アダムの肋骨となりて、君を知る
母さんが蒸発したあの日から二ヶ月後、親父は十歳くらいの少女の姿で帰ってきた。
いや、誰であろうが心は決まっていた。親父があの事件の真相を知るために家を出て、誰かがここミシガンの辺境までやって来る瞬間をおれは手ぐすね引いて待っていたのだ。
「まあ立ち話もなんだし、上がれよ。ハーブティーを沸かしてある」
母さんの自慢だったエキナセアか、と親父は懐かしそうに微笑んで玄関をくぐった。その何か異様なほどぬらぬらとした光沢感のあるボディスーツの尻を振りながら歩く姿など、本当に幼い娘子のようだ。
板戸に隠した武器の柄を両手でつかむ。
おれは親父の魂の安らぎを心中に祈りながら、石砕きの鉄槌を振りかぶった。
が、その一撃を受け止めるようにして親父のランドセルから突如として現れた無数の触手がおれの手首足首を刺し穿ち、おれを床に引き倒した。
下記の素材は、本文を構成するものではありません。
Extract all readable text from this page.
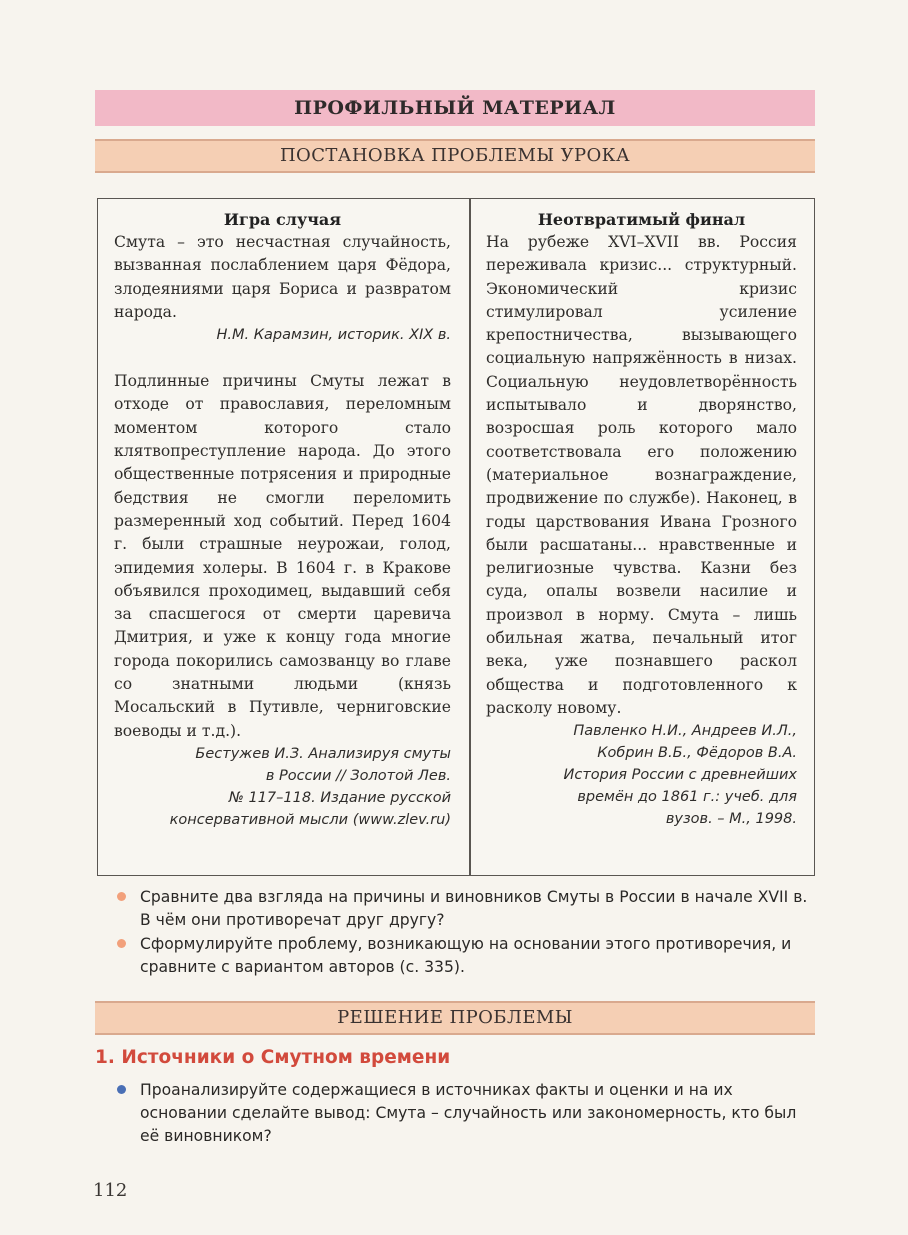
ПРОФИЛЬНЫЙ МАТЕРИАЛ
ПОСТАНОВКА ПРОБЛЕМЫ УРОКА
Игра случая

Смута – это несчастная случайность, вызванная послаблением царя Фёдора, злодеяниями царя Бориса и развратом народа.

Н.М. Карамзин, историк. XIX в.

Подлинные причины Смуты лежат в отходе от православия, переломным моментом которого стало клятвопреступление народа. До этого общественные потрясения и природные бедствия не смогли переломить размеренный ход событий. Перед 1604 г. были страшные неурожаи, голод, эпидемия холеры. В 1604 г. в Кракове объявился проходимец, выдавший себя за спасшегося от смерти царевича Дмитрия, и уже к концу года многие города покорились самозванцу во главе со знатными людьми (князь Мосальский в Путивле, черниговские воеводы и т.д.).

Бестужев И.З. Анализируя смуты
в России // Золотой Лев.
№ 117–118. Издание русской
консервативной мысли (www.zlev.ru)
Неотвратимый финал

На рубеже XVI–XVII вв. Россия переживала кризис... структурный. Экономический кризис стимулировал усиление крепостничества, вызывающего социальную напряжённость в низах. Социальную неудовлетворённость испытывало и дворянство, возросшая роль которого мало соответствовала его положению (материальное вознаграждение, продвижение по службе). Наконец, в годы царствования Ивана Грозного были расшатаны... нравственные и религиозные чувства. Казни без суда, опалы возвели насилие и произвол в норму. Смута – лишь обильная жатва, печальный итог века, уже познавшего раскол общества и подготовленного к расколу новому.

Павленко Н.И., Андреев И.Л.,
Кобрин В.Б., Фёдоров В.А.
История России с древнейших
времён до 1861 г.: учеб. для
вузов. – М., 1998.
Сравните два взгляда на причины и виновников Смуты в России в начале XVII в. В чём они противоречат друг другу?
Сформулируйте проблему, возникающую на основании этого противоречия, и сравните с вариантом авторов (с. 335).
РЕШЕНИЕ ПРОБЛЕМЫ
1. Источники о Смутном времени
Проанализируйте содержащиеся в источниках факты и оценки и на их основании сделайте вывод: Смута – случайность или закономерность, кто был её виновником?
112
「息子よ。わたしは一服の茶を嗜み、庭の花を愛でる心まで失ったわけではない。本当に残念だ」
おれは敗北感にうめく。
「やはり、我が家は脳にいい」親父がいとおしそうにおれの腕を撫で、「あの棚のパルプ雑誌も懐かしいな。たとえば幼い頃のお前を眠れなくした『電送人間の恐怖』……人や物を粒子情報化し、A点からB点へ移す……今からお前に施すアップグレードも、そういった古典的な技術の応用なんだ」
まばたきひとつの瞬間、両腕がふた回り細く白く変わっていた。桜色の爪が少し伸びていた。
「嫌だ!」おれは暴れながら叫ぶ。「なにが新人類だ! この侵略者! コミックじみた逆三角形どもめ!」
親父は気にするそぶりもなく、ただ背中から生やした触手をおれの身体じゅうに這わしてゆく。
首から下の感覚がちかちかと明滅すると、全身の体毛を剃ったようにむず痒くなってたまらない。
ふと初恋の夜の視点が男女入れ替わったような錯覚が脳裏によぎる。あの娘よりも柔らかいものがふたつ並んでおれの胸についている。